Eurovision Şarkı Yarışması'nın ardından TRT'den aldığı teklifle Çeşme'ye geldiğini belirten Aysel, Radisson Blu Resort & Spa Otel'de basın toplantısı düzenledi. 4 yaşında şarkı söylemeye başladığını belirten Aysel, müzik eğitiminin ardından Azerbaycan'daki "Yeni Yıldız' isimli pop star yarışmasına katıldığını ve ardından Eurovision yarışmasının geldiğini söyledi.

Eurovision Şarkı Yarışması'ndan sonra hayatının bir anda değiştiğini belirten Aysel, sözlerini şöyle sürdürdü:

“Kariyerimin başlangıcı olarak görüyorum. Ülkemde, Cumhurbaşkanı ve eşi beni karşıladı. İkinci kez katıldığımız bu yarışmada üçüncü olmamız bizi çok mutlu etti. Ülkemde ulusal kahraman gibi karşılandım. Ülkemde insanların bana olan hayranlığı çok hoşuma gitti. Türkiye'ye ilk kez geliyorum. Türkiye'de Tarkan, Kenan Doğulu, Rafet El Roman ve Ebru Gündeş'i çok beğeniyorum. Dünyada ise tüm zamanların en iyisi Michael Jackson, Whitney Houston, Mariah Carey ve Beyonce'yi idollerimin arasında sayabilirim. Michael Jackson gerçekten büyük bir sanatçıydı, sahnede yaptığı şovu, her şeyi çok beğeniyordum. Tanrı rahmet eylesin. Türkiye'de Tarkan'la bir düet olsaydı çok sevinirdim. Bizim anlayışımız, iki devlet bir milletiz. Türkiye'yi hep sevdim. İlk defa geldim. Türk insanını çok sevdim. Kendi insanımız. Çok sıcak davranışlar görüyorum. Buraya sadece konser için değil tatil içinde gelmek isterim. Burası benim vatanım. Defalarca gelmek istiyorum.”

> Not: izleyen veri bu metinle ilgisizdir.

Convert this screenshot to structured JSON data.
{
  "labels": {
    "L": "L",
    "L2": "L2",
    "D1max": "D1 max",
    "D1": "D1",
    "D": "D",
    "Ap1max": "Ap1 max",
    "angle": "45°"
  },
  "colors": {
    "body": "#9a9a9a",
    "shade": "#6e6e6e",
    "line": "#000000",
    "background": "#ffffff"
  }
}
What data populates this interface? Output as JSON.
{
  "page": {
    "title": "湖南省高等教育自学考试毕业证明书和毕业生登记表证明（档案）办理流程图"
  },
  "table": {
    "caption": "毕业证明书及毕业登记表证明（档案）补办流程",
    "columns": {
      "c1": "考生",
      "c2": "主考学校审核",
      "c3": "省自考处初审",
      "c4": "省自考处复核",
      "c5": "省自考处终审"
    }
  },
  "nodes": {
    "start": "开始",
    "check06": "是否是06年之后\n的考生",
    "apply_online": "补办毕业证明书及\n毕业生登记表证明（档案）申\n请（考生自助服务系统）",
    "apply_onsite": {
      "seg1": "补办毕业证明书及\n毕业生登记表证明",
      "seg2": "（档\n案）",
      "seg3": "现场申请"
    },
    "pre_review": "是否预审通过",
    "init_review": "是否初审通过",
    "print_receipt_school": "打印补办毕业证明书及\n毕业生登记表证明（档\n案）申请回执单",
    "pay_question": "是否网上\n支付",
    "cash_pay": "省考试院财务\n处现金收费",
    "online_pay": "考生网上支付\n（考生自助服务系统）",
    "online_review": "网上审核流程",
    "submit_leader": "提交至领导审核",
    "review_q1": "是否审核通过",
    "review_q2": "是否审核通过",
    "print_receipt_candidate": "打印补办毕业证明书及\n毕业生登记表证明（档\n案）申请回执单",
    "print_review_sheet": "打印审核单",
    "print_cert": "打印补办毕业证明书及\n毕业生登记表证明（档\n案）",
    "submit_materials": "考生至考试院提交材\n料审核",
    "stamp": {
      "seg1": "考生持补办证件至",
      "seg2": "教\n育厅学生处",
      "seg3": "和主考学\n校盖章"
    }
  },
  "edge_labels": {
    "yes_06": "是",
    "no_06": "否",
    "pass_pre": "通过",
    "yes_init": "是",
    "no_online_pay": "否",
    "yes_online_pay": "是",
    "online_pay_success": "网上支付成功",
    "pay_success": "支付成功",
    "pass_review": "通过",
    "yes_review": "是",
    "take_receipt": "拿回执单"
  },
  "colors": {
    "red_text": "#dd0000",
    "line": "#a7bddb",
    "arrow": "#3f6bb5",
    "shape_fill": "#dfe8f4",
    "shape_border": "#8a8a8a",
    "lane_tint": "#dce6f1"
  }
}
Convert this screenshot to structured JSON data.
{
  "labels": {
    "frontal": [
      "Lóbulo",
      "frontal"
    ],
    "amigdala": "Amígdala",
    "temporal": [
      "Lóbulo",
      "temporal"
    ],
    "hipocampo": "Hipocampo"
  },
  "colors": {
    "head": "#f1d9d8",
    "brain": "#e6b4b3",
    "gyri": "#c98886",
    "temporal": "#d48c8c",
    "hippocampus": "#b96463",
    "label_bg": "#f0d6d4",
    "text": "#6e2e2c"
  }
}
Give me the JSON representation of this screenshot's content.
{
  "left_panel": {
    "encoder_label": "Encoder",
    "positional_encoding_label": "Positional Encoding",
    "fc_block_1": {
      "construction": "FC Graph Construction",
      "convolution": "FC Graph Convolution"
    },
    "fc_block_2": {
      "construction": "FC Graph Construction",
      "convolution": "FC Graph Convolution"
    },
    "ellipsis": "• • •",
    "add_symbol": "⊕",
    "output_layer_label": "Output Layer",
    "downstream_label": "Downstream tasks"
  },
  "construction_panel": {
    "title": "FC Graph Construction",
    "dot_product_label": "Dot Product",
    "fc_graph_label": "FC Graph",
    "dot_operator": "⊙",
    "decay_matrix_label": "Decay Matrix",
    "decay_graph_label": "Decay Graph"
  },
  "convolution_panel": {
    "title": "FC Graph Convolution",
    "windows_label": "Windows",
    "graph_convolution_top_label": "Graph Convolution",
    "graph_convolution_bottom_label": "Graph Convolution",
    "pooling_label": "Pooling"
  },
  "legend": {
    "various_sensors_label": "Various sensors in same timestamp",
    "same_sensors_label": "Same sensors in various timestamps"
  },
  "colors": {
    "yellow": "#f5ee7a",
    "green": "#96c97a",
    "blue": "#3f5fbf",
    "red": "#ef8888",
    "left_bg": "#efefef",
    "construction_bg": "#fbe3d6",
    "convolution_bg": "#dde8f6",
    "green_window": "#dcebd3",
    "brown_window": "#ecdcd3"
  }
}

Son okuduğu kitaplardan birinin Robin Sharma'nın "Ferrari'sini Satan Bilge' olduğunu vurgulayan Aysel, “Eurovision yarışmasında baştan beri benim favorim Norveç'ti. Hadise harika bir insan ama yarışma sırasında rahatsızdı ve sahnede tam performansını gösteremedi. Eurovison oylamalarında her zaman bazı ülkeler birbirini tutuyor. Yani işin içinde siyaset var. Kardeş ülkelerin birbirine oy verdikleri bilinen bir şey” dedi.

Hayatta vazgeçemeyeceği olmazsa olmazının ailesi olduğunu söyleyen Aysel, bir sevgilisi olmadığını da sözlerine ekledi.